📄
Abstract - Beyond Reproduction: A Paired-Task Framework for Assessing LLM Comprehension and Creativity in Literary Translation
Large language models (LLMs) are increasingly used for creative tasks such as literary translation. Yet translational creativity remains underexplored and is rarely evaluated at scale, while source-text comprehension is typically studied in isolation, despite the fact that, in professional translation, comprehension and creativity are tightly intertwined. We address these gaps with a paired-task framework applied to literary excerpts from 11 books. Task 1 assesses source-text comprehension, and Task 2 evaluates translational creativity through Units of Creative Potential (UCPs), such as metaphors and wordplay. Using a scalable evaluation setup that combines expert human annotations with UCP-based automatic scoring, we benchmark 23 models and four creativity-oriented prompts.
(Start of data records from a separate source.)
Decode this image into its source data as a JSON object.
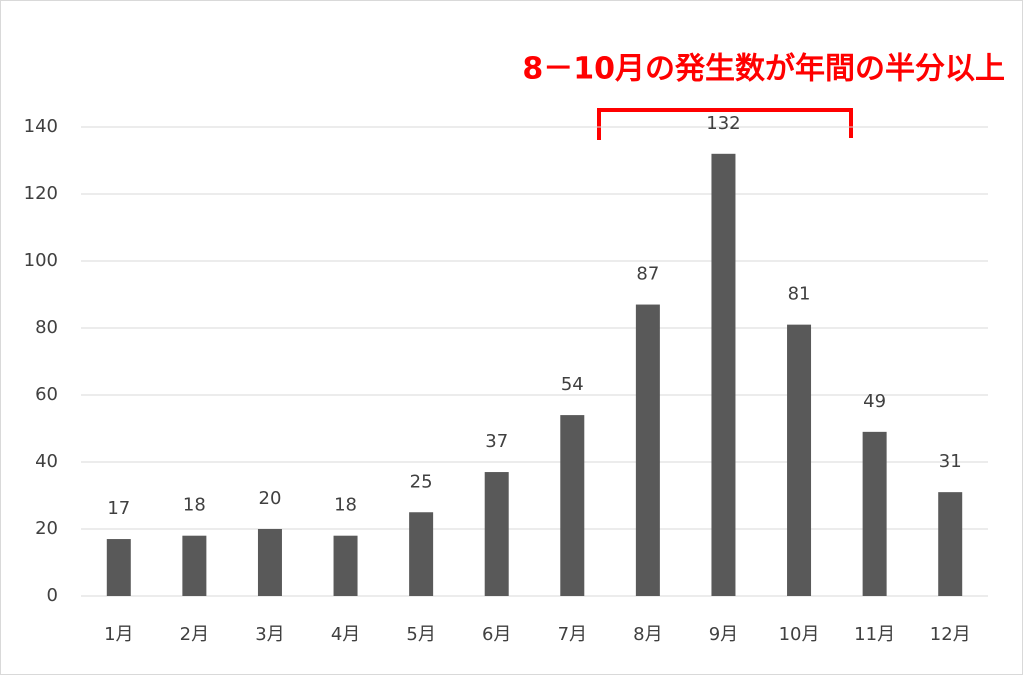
{
  "chart_data": {
    "type": "bar",
    "annotation": "8－10月の発生数が年間の半分以上",
    "categories": [
      "1月",
      "2月",
      "3月",
      "4月",
      "5月",
      "6月",
      "7月",
      "8月",
      "9月",
      "10月",
      "11月",
      "12月"
    ],
    "values": [
      17,
      18,
      20,
      18,
      25,
      37,
      54,
      87,
      132,
      81,
      49,
      31
    ],
    "color": "#595959",
    "ylim": [
      0,
      140
    ],
    "yticks": [
      0,
      20,
      40,
      60,
      80,
      100,
      120,
      140
    ],
    "grid": true
  }
}
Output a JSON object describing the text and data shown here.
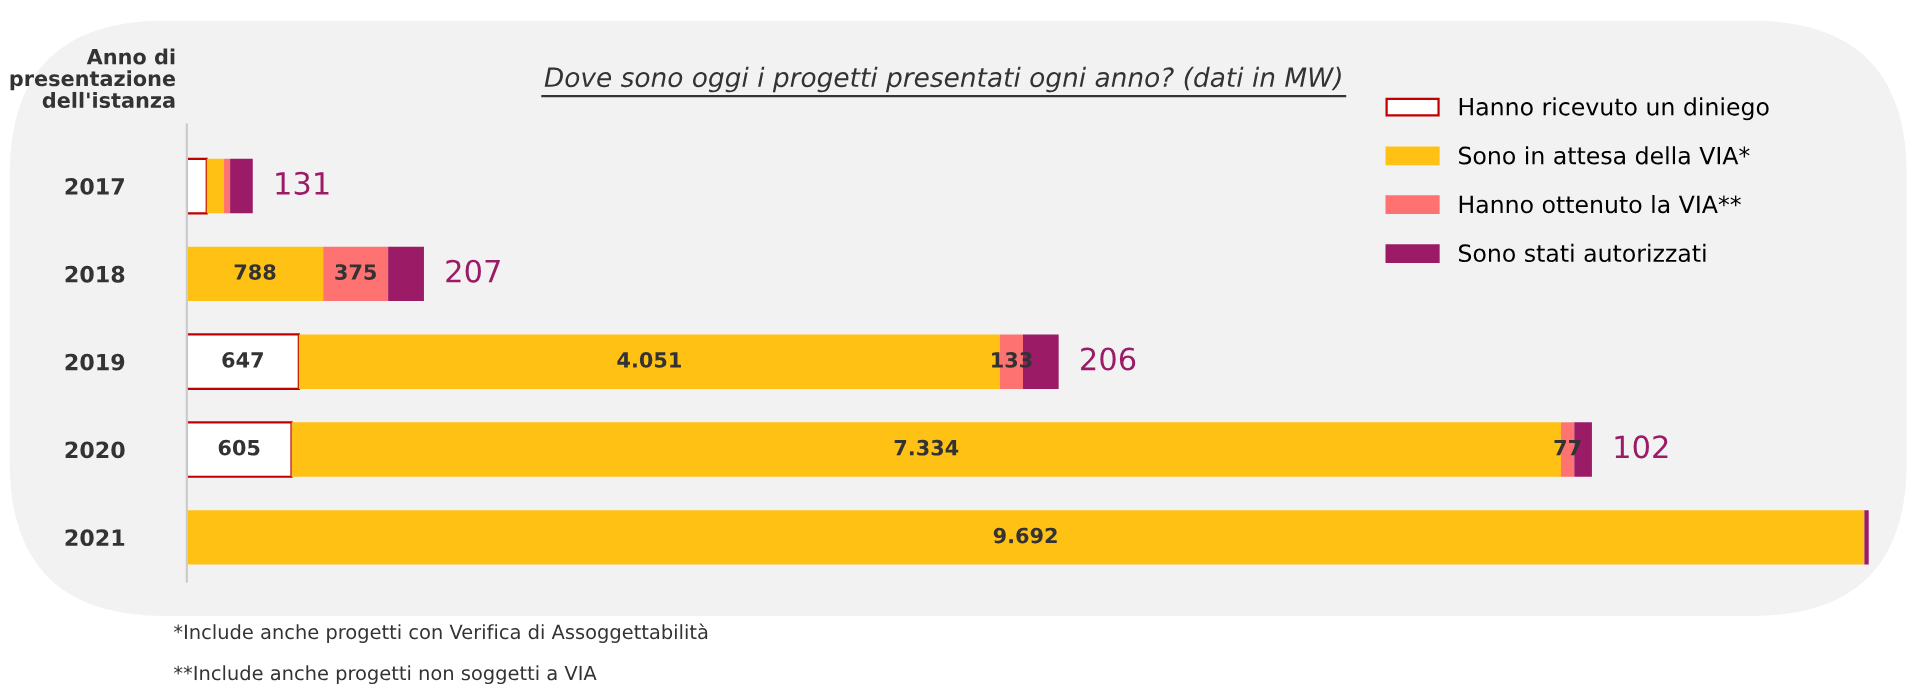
{
  "chart_data": {
    "type": "bar",
    "orientation": "horizontal",
    "stacked": true,
    "title": "Dove sono oggi i progetti presentati ogni anno? (dati in MW)",
    "ylabel": "Anno di\npresentazione\ndell'istanza",
    "categories": [
      "2017",
      "2018",
      "2019",
      "2020",
      "2021"
    ],
    "series": [
      {
        "name": "Hanno ricevuto un diniego",
        "color": "#ffffff",
        "values": [
          115,
          0,
          647,
          605,
          0
        ],
        "value_labels": [
          null,
          null,
          "647",
          "605",
          null
        ]
      },
      {
        "name": "Sono in attesa della VIA*",
        "color": "#ffc114",
        "values": [
          100,
          788,
          4051,
          7334,
          9692
        ],
        "value_labels": [
          null,
          "788",
          "4.051",
          "7.334",
          "9.692"
        ]
      },
      {
        "name": "Hanno ottenuto la VIA**",
        "color": "#ff7272",
        "values": [
          35,
          375,
          133,
          77,
          0
        ],
        "value_labels": [
          null,
          "375",
          "133",
          "77",
          null
        ]
      },
      {
        "name": "Sono stati autorizzati",
        "color": "#9b1b66",
        "values": [
          131,
          207,
          206,
          102,
          25
        ],
        "value_labels": [
          "131",
          "207",
          "206",
          "102",
          null
        ]
      }
    ],
    "legend": "top right",
    "annotations": [
      "*Include anche progetti con Verifica di Assoggettabilità",
      "**Include anche progetti non soggetti a VIA"
    ]
  }
}
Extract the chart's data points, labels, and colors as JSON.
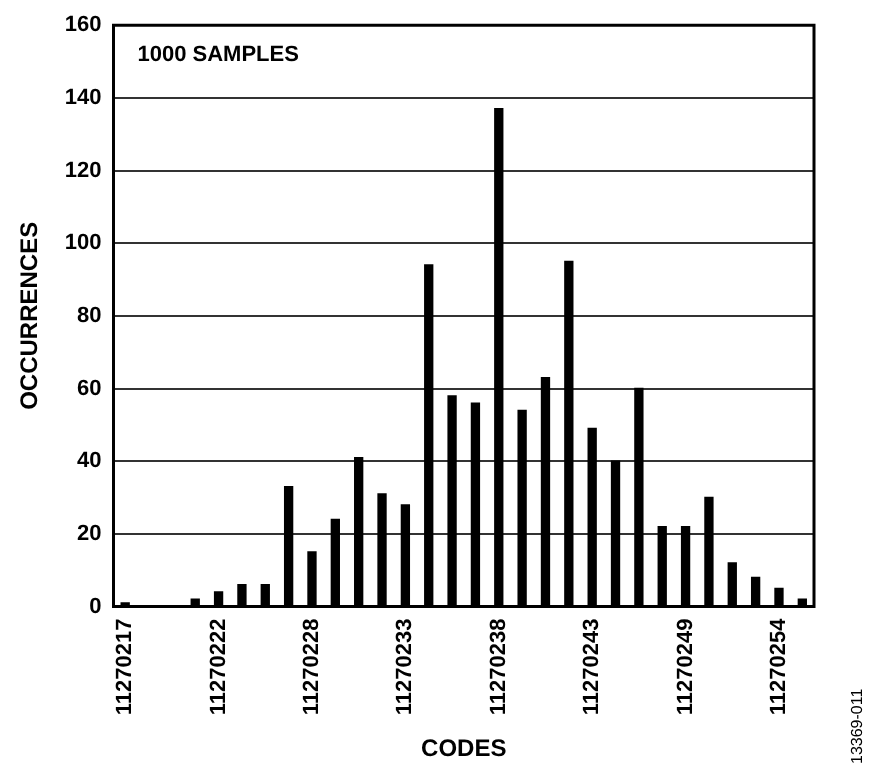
{
  "chart_data": {
    "type": "bar",
    "xlabel": "CODES",
    "ylabel": "OCCURRENCES",
    "categories": [
      "11270217",
      null,
      null,
      null,
      "11270222",
      null,
      null,
      null,
      "11270228",
      null,
      null,
      null,
      "11270233",
      null,
      null,
      null,
      "11270238",
      null,
      null,
      null,
      "11270243",
      null,
      null,
      null,
      "11270249",
      null,
      null,
      null,
      "11270254",
      null
    ],
    "values": [
      1,
      0,
      0,
      2,
      4,
      6,
      6,
      33,
      15,
      24,
      41,
      31,
      28,
      94,
      58,
      56,
      137,
      54,
      63,
      95,
      49,
      40,
      60,
      22,
      22,
      30,
      12,
      8,
      5,
      2
    ],
    "color": "#000000",
    "ylim": [
      0,
      160
    ],
    "yticks": [
      0,
      20,
      40,
      60,
      80,
      100,
      120,
      140,
      160
    ],
    "grid": "y",
    "legend": false,
    "annotations": [
      "1000 SAMPLES",
      "13369-011"
    ]
  }
}
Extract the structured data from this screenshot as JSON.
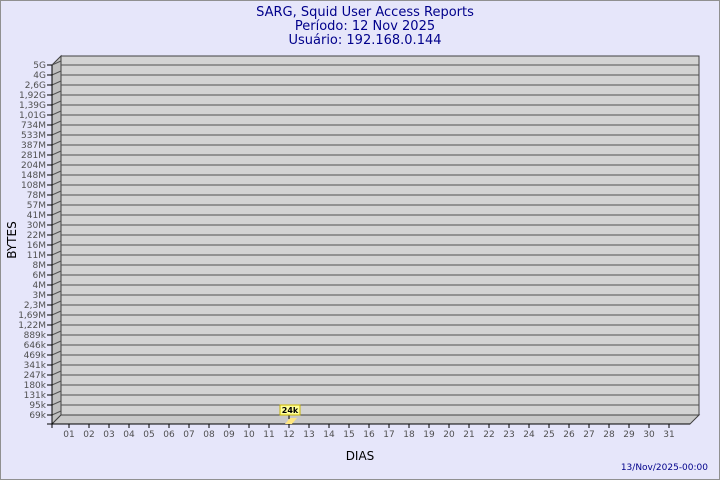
{
  "title": [
    "SARG, Squid User Access Reports",
    "Período: 12 Nov 2025",
    "Usuário: 192.168.0.144"
  ],
  "footer_date": "13/Nov/2025-00:00",
  "colors": {
    "background": "#e6e6fa",
    "title": "#00008b",
    "wall": "#d3d3d3",
    "bar": "#ffe680",
    "label_box": "#ffff99"
  },
  "chart_data": {
    "type": "bar",
    "xlabel": "DIAS",
    "ylabel": "BYTES",
    "y_scale": "log",
    "y_tick_labels": [
      "5G",
      "4G",
      "2,6G",
      "1,92G",
      "1,39G",
      "1,01G",
      "734M",
      "533M",
      "387M",
      "281M",
      "204M",
      "148M",
      "108M",
      "78M",
      "57M",
      "41M",
      "30M",
      "22M",
      "16M",
      "11M",
      "8M",
      "6M",
      "4M",
      "3M",
      "2,3M",
      "1,69M",
      "1,22M",
      "889k",
      "646k",
      "469k",
      "341k",
      "247k",
      "180k",
      "131k",
      "95k",
      "69k"
    ],
    "categories": [
      "01",
      "02",
      "03",
      "04",
      "05",
      "06",
      "07",
      "08",
      "09",
      "10",
      "11",
      "12",
      "13",
      "14",
      "15",
      "16",
      "17",
      "18",
      "19",
      "20",
      "21",
      "22",
      "23",
      "24",
      "25",
      "26",
      "27",
      "28",
      "29",
      "30",
      "31"
    ],
    "bars": [
      {
        "day": "12",
        "value": 24000,
        "label": "24k"
      }
    ],
    "grid": true
  }
}
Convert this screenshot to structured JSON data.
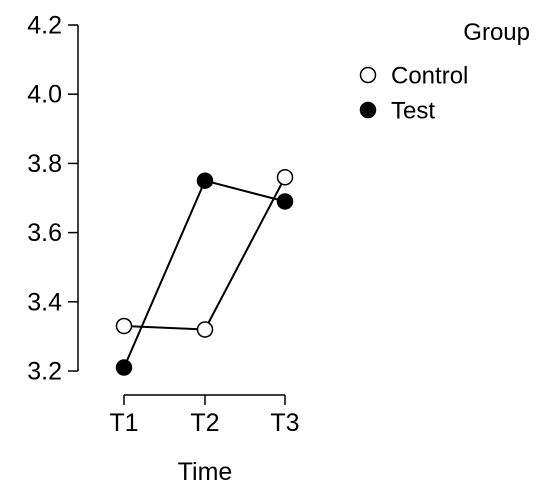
{
  "chart_data": {
    "type": "line",
    "categories": [
      "T1",
      "T2",
      "T3"
    ],
    "series": [
      {
        "name": "Control",
        "values": [
          3.33,
          3.32,
          3.76
        ],
        "marker": "open-circle",
        "color": "#000000"
      },
      {
        "name": "Test",
        "values": [
          3.21,
          3.75,
          3.69
        ],
        "marker": "filled-circle",
        "color": "#000000"
      }
    ],
    "title": "",
    "xlabel": "Time",
    "ylabel": "",
    "ylim": [
      3.2,
      4.2
    ],
    "yticks": [
      "3.2",
      "3.4",
      "3.6",
      "3.8",
      "4.0",
      "4.2"
    ],
    "legend_title": "Group",
    "legend_position": "top-right",
    "grid": false
  }
}
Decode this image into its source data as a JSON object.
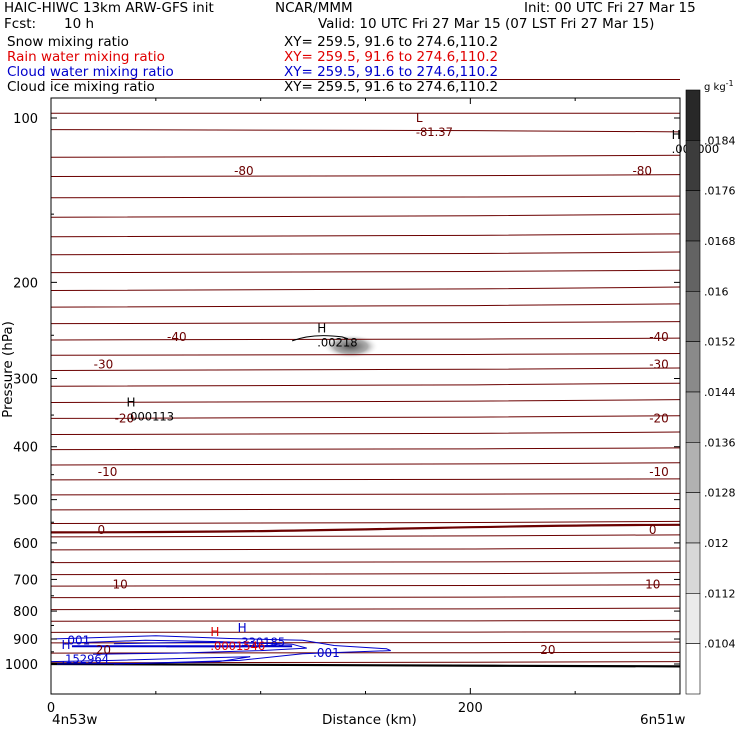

Our findings show that strong comprehension does not translate into human-level creativity: models often produce literal or contextually inappropriate renderings, with particularly large gaps for the more distant English-Chinese language pair. Creativity-oriented prompts yield only modest gains, and only one model, Mistral-Large, comes close to human-level creativity (0.167 vs. 0.246). Across all model-prompt combinations, only three exceed a creativity score of 0.1, while the rest remain at or near zero.
超越复制:评估文学翻译中LLM理解与创造力的配对任务框架 /
Beyond Reproduction: A Paired-Task Framework for Assessing LLM Comprehension and Creativity in Literary Translation
1️⃣ 一句话总结
本文提出了一个能同时评估大语言模型在文学翻译中“理解原文”和“创造性翻译”能力的配对任务框架,通过分析11本书籍的翻译表现发现,即使模型能很好地理解原文,其创造性翻译水平(如处理隐喻和文字游戏)仍远低于人类,且简单的提示词改进只能带来微小提升。